Ah, the Red Book CD audio standard. Introduced in 1980, it set the standard for audio for the next three and a half decades. But this time, we’re looking at a small portion of that audio standard.
When it comes to video games, CDs were a god damn revelation back in the day. Before then, people were working on cartridges that barely held a few megabytes. CDs held up to 700MB, and developers found out they could use that extra size for things they couldn’t have before on cartridges. Unfortunately, this led to a lot of crappy full motion video games around the mid-’90s, but they also brought us something amazing: CD quality audio.

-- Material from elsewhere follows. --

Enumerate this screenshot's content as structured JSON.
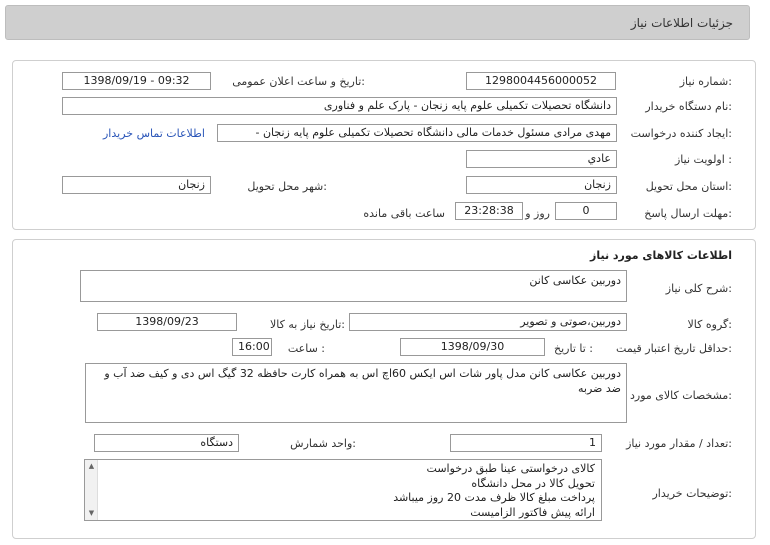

No longer were developers constrained by the YM2612 and SPC700 sound chips, musicians could now make the music as it was intended to be heard: with live instrumentation (or a close approximation). A fair share of CD-based systems like the Sega CD, the Turbografx-CD, the PlayStation, and Sega Saturn had CD audio support. While playing these games, the rich CD audio played through your television, giving you music that you’d never heard before in video games. Okay, that might be a bit of a stretch these days, but it was a god damn revelation if you were around back then.

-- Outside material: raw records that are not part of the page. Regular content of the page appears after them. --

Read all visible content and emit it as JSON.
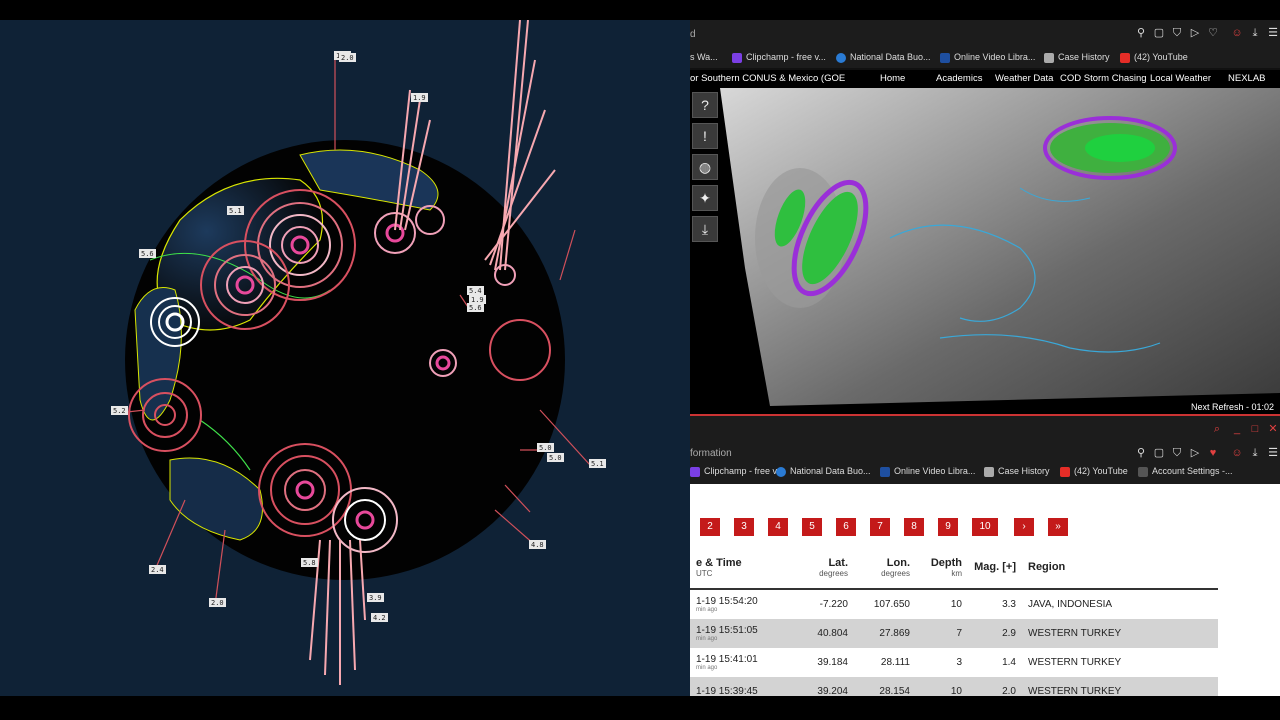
{
  "globe": {
    "labels": [
      "1.9",
      "5.0",
      "5.0",
      "5.1",
      "5.2",
      "5.8",
      "5.1",
      "5.4",
      "5.6",
      "4.8",
      "2.4",
      "2.0",
      "2.0",
      "1.9",
      "1.9",
      "3.9",
      "4.2",
      "5.6"
    ]
  },
  "map_window": {
    "tab_title_fragment": "d",
    "bookmarks": [
      {
        "label": "s Wa...",
        "color": "#888888"
      },
      {
        "label": "Clipchamp - free v...",
        "color": "#7b3fe4"
      },
      {
        "label": "National Data Buo...",
        "color": "#2a7bd4"
      },
      {
        "label": "Online Video Libra...",
        "color": "#1e4fa0"
      },
      {
        "label": "Case History",
        "color": "#aaaaaa"
      },
      {
        "label": "(42) YouTube",
        "color": "#e52d27"
      }
    ],
    "site_title": "or Southern CONUS & Mexico (GOE",
    "nav": [
      "Home",
      "Academics",
      "Weather Data",
      "COD Storm Chasing",
      "Local Weather",
      "NEXLAB"
    ],
    "tools": [
      "?",
      "!",
      "globe",
      "satellite",
      "download"
    ],
    "next_refresh": "Next Refresh - 01:02"
  },
  "eq_window": {
    "tab_title_fragment": "formation",
    "bookmarks": [
      {
        "label": "Clipchamp - free v...",
        "color": "#7b3fe4"
      },
      {
        "label": "National Data Buo...",
        "color": "#2a7bd4"
      },
      {
        "label": "Online Video Libra...",
        "color": "#1e4fa0"
      },
      {
        "label": "Case History",
        "color": "#aaaaaa"
      },
      {
        "label": "(42) YouTube",
        "color": "#e52d27"
      },
      {
        "label": "Account Settings -...",
        "color": "#555555"
      }
    ],
    "pages": [
      "2",
      "3",
      "4",
      "5",
      "6",
      "7",
      "8",
      "9",
      "10",
      "›",
      "»"
    ],
    "headers": {
      "time": "e & Time",
      "time_sub": "UTC",
      "lat": "Lat.",
      "lat_sub": "degrees",
      "lon": "Lon.",
      "lon_sub": "degrees",
      "depth": "Depth",
      "depth_sub": "km",
      "mag": "Mag. [+]",
      "region": "Region"
    },
    "rows": [
      {
        "time": "1-19 15:54:20",
        "ago": "min ago",
        "lat": "-7.220",
        "lon": "107.650",
        "depth": "10",
        "mag": "3.3",
        "region": "JAVA, INDONESIA"
      },
      {
        "time": "1-19 15:51:05",
        "ago": "min ago",
        "lat": "40.804",
        "lon": "27.869",
        "depth": "7",
        "mag": "2.9",
        "region": "WESTERN TURKEY"
      },
      {
        "time": "1-19 15:41:01",
        "ago": "min ago",
        "lat": "39.184",
        "lon": "28.111",
        "depth": "3",
        "mag": "1.4",
        "region": "WESTERN TURKEY"
      },
      {
        "time": "1-19 15:39:45",
        "ago": "",
        "lat": "39.204",
        "lon": "28.154",
        "depth": "10",
        "mag": "2.0",
        "region": "WESTERN TURKEY"
      }
    ]
  }
}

Not only could you hear the awesome music in game, you could listen to it outside of the game. You could put the game CD in a CD player or a computer and start listening to the music without having to play the game. This is what made CD audio awesome, being able to listen to the awesome soundtrack outside of the game. Previously, if you wanted to listen to the game music, you had to hope for a soundtrack CD, or in the case of PC gaming, dig through files and play them on special media players. Now with that CD audio standard, it’s just as simple as putting in the CD and pressing play. Though be warned: since these were mixed mode CDs, you need to tune to track 2 to hear the music, unless you want to hear a lot of unlistenable static through your speakers.
Not everybody used the CD audio tracks for music, though. Some developers opted to put hidden tracks instead. Pick up any game by Digital Pictures — like Night Trap or Double Switch — and you’ll be serenaded by the production staff giving their rousing rendition of The Beatles’ “Revolution 9” – backwards. One of the most famous is the hidden track in Castlevania: Symphony of the Night, where after being told not to play track one, it segues into a remix of the Dracula’s Castle theme, which sounds pretty awesome.
Of course, PC games also used CD audio heavily. Some examples included Quake, Shadow Warrior (pictured), Blood, Half-Life and Starsiege: Tribes, among many others. Install the game and rock out to the CD tunes while in game. The best part about the CD audio in PC games was how they didn’t require the CD to run. Since this was before CD copy protection was a standard, you could put any music CD in and frag dudes while listening to your favorite bands in game. The game didn’t care about what CD was in, as long as it was a CD with music tracks, it didn’t give a damn and played them anyway, sometimes leading to amazing results. Try playing Quake II with Quake‘s soundtrack — makes Quake II a little more unsettling. Even works when you play Quake II‘s soundtrack in Quake!
It’s best if you try playing these games with something goofy like a “Weird Al” Yankovic CD or a New Kids on the Block CD. In my case, when I first experienced Quake in 1999, I was fragging fiends and shamblers to the dulcet tones of Roland Gift and the Fine Young Cannibals’ The Raw & the Cooked. This was so god damn ridiculous that I had to make a video recreation of this for you guys, just because it’s funny to frag enemies while “Don’t Look Back” blares on in the background. See for yourself:
Alas, CD audio started being slowly phased out by better technology, such as the more compact and reliable MP3 and Ogg Vorbis standards, and CD audio officially died around the early 2000s when DVD-ROMs became standard. It was inevitable, but the legacy still lives on in all the console and PC CD games that had this awesome CD audio format. So pop in those old game CDs into your computer, and see what awesome tunes you could hear outside the game, what secret tracks you may find, or do what I did and find what CDs work well with some of the PC games. It’s endless entertainment!